3D Realms sues Gearbox over unpaid Duke Nukem royalties, Gearbox responds
3D Realms has filed suit against Gearbox Software, claiming unpaid royalties for the 2011 multiplatform release of Duke Nukem Forever.

Gearbox took over and resumed development of Duke Nukem Forever in 2009, eventually completing the project that 3D Realms had spent nearly 15 years developing. 3D Realms now seeks to recover over $2 million, claiming that Gearbox blocked an independent audit attempting to document the company's royalty earnings from Duke Nukem Forever.

The lawsuit filing, discovered by Duke4.net member "Green," notes that Gearbox agreed to pay off a $2.9 million loan that 3D Realms owed to an unnamed company, as part of its purchasing agreement for the rights to Duke Nukem Forever and the follow-up project, Duke Begins. 3D Realms alleges that Gearbox refused to pay out royalties until the cost of this loan is recouped, violating the terms of the agreement.

Responding to Joystiq's request for comment, Gearbox VP of Marketing Steve Gibson said, "The reality is that Apogee / 3D Realms (3DR) received the full benefit of its bargain. Gearbox, in its fulfillment of its commitments, enriched 3DR, saved 3DR from its debts and rescued 3DR from its litigation surrounding its failed dozen-plus year attempt to ship Duke Nukem Forever."

"Everyone wished that 3DR's game was better received by the market for the benefit of gamers and profit to its creators," Gibson continued. "While 3DR might not wish the reality that the results make clear, 3DR turned out to be the only beneficiary of the deal. Gearbox Software, meanwhile, experienced damage to its credibility and loss of its money.

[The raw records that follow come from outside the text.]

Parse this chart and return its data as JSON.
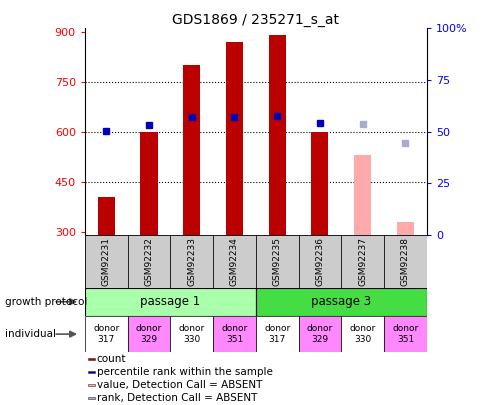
{
  "title": "GDS1869 / 235271_s_at",
  "samples": [
    "GSM92231",
    "GSM92232",
    "GSM92233",
    "GSM92234",
    "GSM92235",
    "GSM92236",
    "GSM92237",
    "GSM92238"
  ],
  "count_values": [
    405,
    600,
    800,
    870,
    890,
    600,
    null,
    null
  ],
  "count_absent_values": [
    null,
    null,
    null,
    null,
    null,
    null,
    530,
    330
  ],
  "percentile_present": [
    601,
    620,
    645,
    645,
    648,
    625,
    null,
    null
  ],
  "percentile_absent": [
    null,
    null,
    null,
    null,
    null,
    null,
    622,
    565
  ],
  "ylim_left": [
    290,
    910
  ],
  "ylim_right": [
    0,
    100
  ],
  "yticks_left": [
    300,
    450,
    600,
    750,
    900
  ],
  "yticks_right": [
    0,
    25,
    50,
    75,
    100
  ],
  "bar_width": 0.4,
  "count_color": "#bb0000",
  "absent_count_color": "#ffaaaa",
  "percentile_color": "#0000bb",
  "percentile_absent_color": "#aaaacc",
  "growth_protocol_groups": [
    {
      "label": "passage 1",
      "start": 0,
      "end": 4,
      "color": "#aaffaa"
    },
    {
      "label": "passage 3",
      "start": 4,
      "end": 8,
      "color": "#44dd44"
    }
  ],
  "individual_labels": [
    {
      "label": "donor\n317",
      "bg": "#ffffff"
    },
    {
      "label": "donor\n329",
      "bg": "#ff88ff"
    },
    {
      "label": "donor\n330",
      "bg": "#ffffff"
    },
    {
      "label": "donor\n351",
      "bg": "#ff88ff"
    },
    {
      "label": "donor\n317",
      "bg": "#ffffff"
    },
    {
      "label": "donor\n329",
      "bg": "#ff88ff"
    },
    {
      "label": "donor\n330",
      "bg": "#ffffff"
    },
    {
      "label": "donor\n351",
      "bg": "#ff88ff"
    }
  ],
  "sample_bg_color": "#cccccc",
  "fig_bg_color": "#ffffff",
  "grid_yticks": [
    450,
    600,
    750
  ],
  "legend_items": [
    {
      "color": "#bb0000",
      "label": "count"
    },
    {
      "color": "#0000bb",
      "label": "percentile rank within the sample"
    },
    {
      "color": "#ffaaaa",
      "label": "value, Detection Call = ABSENT"
    },
    {
      "color": "#aaaacc",
      "label": "rank, Detection Call = ABSENT"
    }
  ]
}
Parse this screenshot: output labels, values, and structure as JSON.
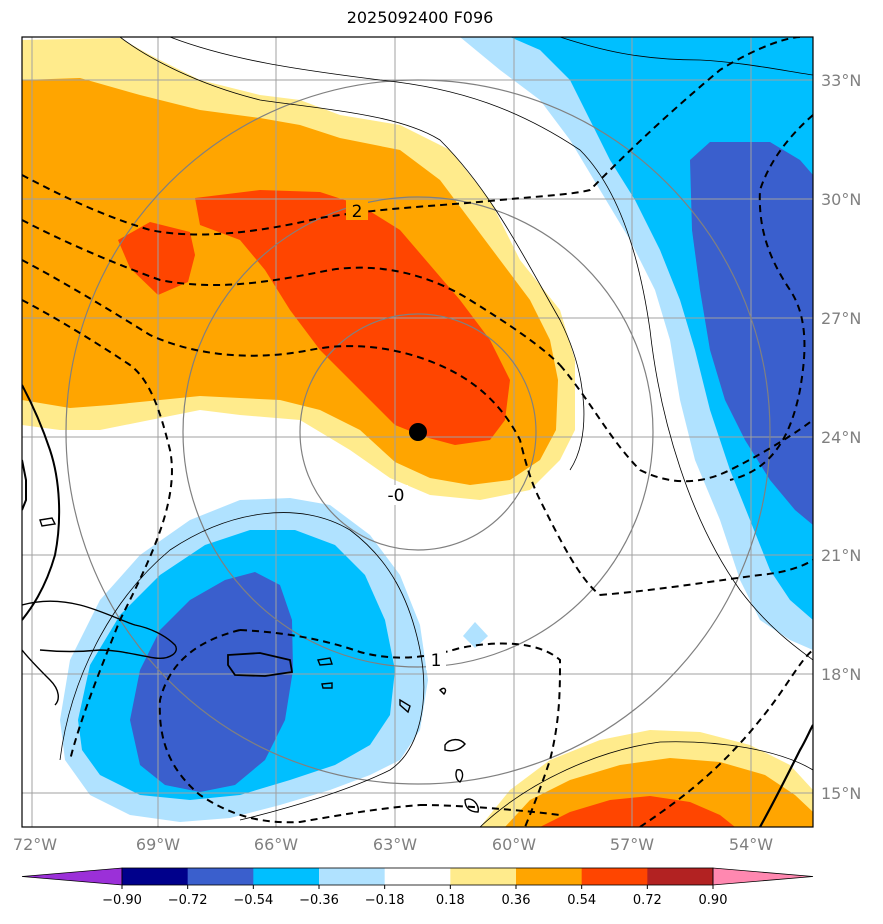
{
  "title": "2025092400 F096",
  "map": {
    "lon_labels": [
      "72°W",
      "69°W",
      "66°W",
      "63°W",
      "60°W",
      "57°W",
      "54°W"
    ],
    "lat_labels": [
      "33°N",
      "30°N",
      "27°N",
      "24°N",
      "21°N",
      "18°N",
      "15°N"
    ],
    "storm_center": {
      "lon": "62.5°W",
      "lat": "24.1°N"
    },
    "contour_labels": [
      "2",
      "-0",
      "1"
    ]
  },
  "colorbar": {
    "ticks": [
      "−0.90",
      "−0.72",
      "−0.54",
      "−0.36",
      "−0.18",
      "0.18",
      "0.36",
      "0.54",
      "0.72",
      "0.90"
    ],
    "colors": [
      "#9b30d8",
      "#00008b",
      "#3a5fcd",
      "#00bfff",
      "#b0e2ff",
      "#ffffff",
      "#ffeb8c",
      "#ffa500",
      "#ff4500",
      "#b22222",
      "#ff88b0"
    ]
  }
}
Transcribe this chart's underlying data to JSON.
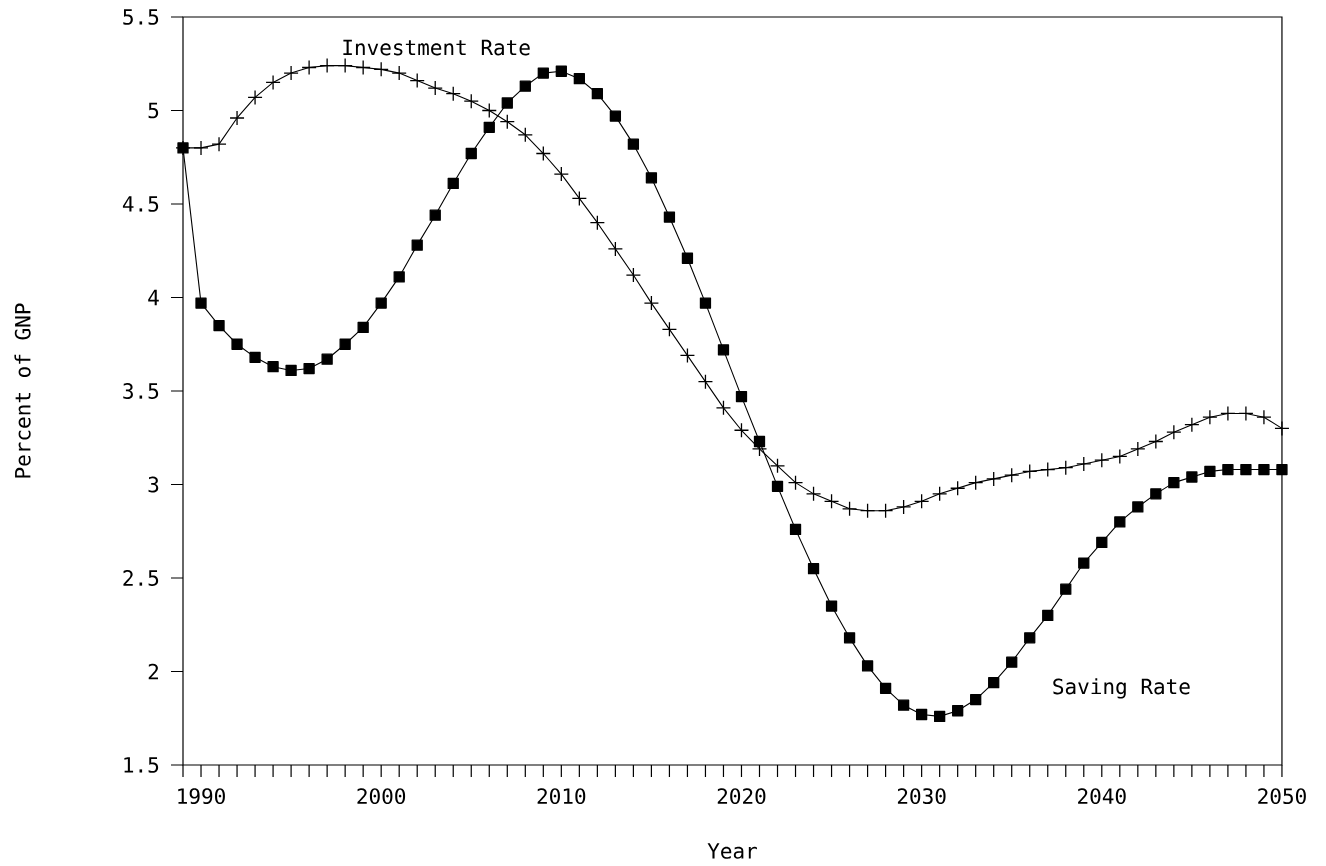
{
  "chart_data": {
    "type": "line",
    "xlabel": "Year",
    "ylabel": "Percent of GNP",
    "x": [
      1989,
      1990,
      1991,
      1992,
      1993,
      1994,
      1995,
      1996,
      1997,
      1998,
      1999,
      2000,
      2001,
      2002,
      2003,
      2004,
      2005,
      2006,
      2007,
      2008,
      2009,
      2010,
      2011,
      2012,
      2013,
      2014,
      2015,
      2016,
      2017,
      2018,
      2019,
      2020,
      2021,
      2022,
      2023,
      2024,
      2025,
      2026,
      2027,
      2028,
      2029,
      2030,
      2031,
      2032,
      2033,
      2034,
      2035,
      2036,
      2037,
      2038,
      2039,
      2040,
      2041,
      2042,
      2043,
      2044,
      2045,
      2046,
      2047,
      2048,
      2049,
      2050
    ],
    "xlim": [
      1989,
      2050
    ],
    "ylim": [
      1.5,
      5.5
    ],
    "xticks": [
      {
        "value": 1989,
        "label": null
      },
      1990,
      {
        "value": 1991,
        "label": null
      },
      {
        "value": 1992,
        "label": null
      },
      {
        "value": 1993,
        "label": null
      },
      {
        "value": 1994,
        "label": null
      },
      {
        "value": 1995,
        "label": null
      },
      {
        "value": 1996,
        "label": null
      },
      {
        "value": 1997,
        "label": null
      },
      {
        "value": 1998,
        "label": null
      },
      {
        "value": 1999,
        "label": null
      },
      2000,
      {
        "value": 2001,
        "label": null
      },
      {
        "value": 2002,
        "label": null
      },
      {
        "value": 2003,
        "label": null
      },
      {
        "value": 2004,
        "label": null
      },
      {
        "value": 2005,
        "label": null
      },
      {
        "value": 2006,
        "label": null
      },
      {
        "value": 2007,
        "label": null
      },
      {
        "value": 2008,
        "label": null
      },
      {
        "value": 2009,
        "label": null
      },
      2010,
      {
        "value": 2011,
        "label": null
      },
      {
        "value": 2012,
        "label": null
      },
      {
        "value": 2013,
        "label": null
      },
      {
        "value": 2014,
        "label": null
      },
      {
        "value": 2015,
        "label": null
      },
      {
        "value": 2016,
        "label": null
      },
      {
        "value": 2017,
        "label": null
      },
      {
        "value": 2018,
        "label": null
      },
      {
        "value": 2019,
        "label": null
      },
      2020,
      {
        "value": 2021,
        "label": null
      },
      {
        "value": 2022,
        "label": null
      },
      {
        "value": 2023,
        "label": null
      },
      {
        "value": 2024,
        "label": null
      },
      {
        "value": 2025,
        "label": null
      },
      {
        "value": 2026,
        "label": null
      },
      {
        "value": 2027,
        "label": null
      },
      {
        "value": 2028,
        "label": null
      },
      {
        "value": 2029,
        "label": null
      },
      2030,
      {
        "value": 2031,
        "label": null
      },
      {
        "value": 2032,
        "label": null
      },
      {
        "value": 2033,
        "label": null
      },
      {
        "value": 2034,
        "label": null
      },
      {
        "value": 2035,
        "label": null
      },
      {
        "value": 2036,
        "label": null
      },
      {
        "value": 2037,
        "label": null
      },
      {
        "value": 2038,
        "label": null
      },
      {
        "value": 2039,
        "label": null
      },
      2040,
      {
        "value": 2041,
        "label": null
      },
      {
        "value": 2042,
        "label": null
      },
      {
        "value": 2043,
        "label": null
      },
      {
        "value": 2044,
        "label": null
      },
      {
        "value": 2045,
        "label": null
      },
      {
        "value": 2046,
        "label": null
      },
      {
        "value": 2047,
        "label": null
      },
      {
        "value": 2048,
        "label": null
      },
      {
        "value": 2049,
        "label": null
      },
      2050
    ],
    "yticks": [
      1.5,
      2,
      2.5,
      3,
      3.5,
      4,
      4.5,
      5,
      5.5
    ],
    "series": [
      {
        "name": "Investment Rate",
        "color": "#000000",
        "marker": "cross",
        "values": [
          4.8,
          4.8,
          4.82,
          4.96,
          5.07,
          5.15,
          5.2,
          5.23,
          5.24,
          5.24,
          5.23,
          5.22,
          5.2,
          5.16,
          5.12,
          5.09,
          5.05,
          5.0,
          4.94,
          4.87,
          4.77,
          4.66,
          4.53,
          4.4,
          4.26,
          4.12,
          3.97,
          3.83,
          3.69,
          3.55,
          3.41,
          3.29,
          3.19,
          3.1,
          3.01,
          2.95,
          2.91,
          2.87,
          2.86,
          2.86,
          2.88,
          2.91,
          2.95,
          2.98,
          3.01,
          3.03,
          3.05,
          3.07,
          3.08,
          3.09,
          3.11,
          3.13,
          3.15,
          3.19,
          3.23,
          3.28,
          3.32,
          3.36,
          3.38,
          3.38,
          3.36,
          3.3
        ]
      },
      {
        "name": "Saving Rate",
        "color": "#000000",
        "marker": "square",
        "values": [
          4.8,
          3.97,
          3.85,
          3.75,
          3.68,
          3.63,
          3.61,
          3.62,
          3.67,
          3.75,
          3.84,
          3.97,
          4.11,
          4.28,
          4.44,
          4.61,
          4.77,
          4.91,
          5.04,
          5.13,
          5.2,
          5.21,
          5.17,
          5.09,
          4.97,
          4.82,
          4.64,
          4.43,
          4.21,
          3.97,
          3.72,
          3.47,
          3.23,
          2.99,
          2.76,
          2.55,
          2.35,
          2.18,
          2.03,
          1.91,
          1.82,
          1.77,
          1.76,
          1.79,
          1.85,
          1.94,
          2.05,
          2.18,
          2.3,
          2.44,
          2.58,
          2.69,
          2.8,
          2.88,
          2.95,
          3.01,
          3.04,
          3.07,
          3.08,
          3.08,
          3.08,
          3.08
        ]
      }
    ]
  }
}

"It's unfortunate that 3DR did not abide by the the objective audit rules outlined in the agreement and even more unfortunate that it chose to blame its failures on Gearbox. Since 3DR seems unable to accept reality and has chosen to become hostile, Gearbox is forced to bring its actual claims of breach of contract against 3DR and is confident Gearbox will prevail.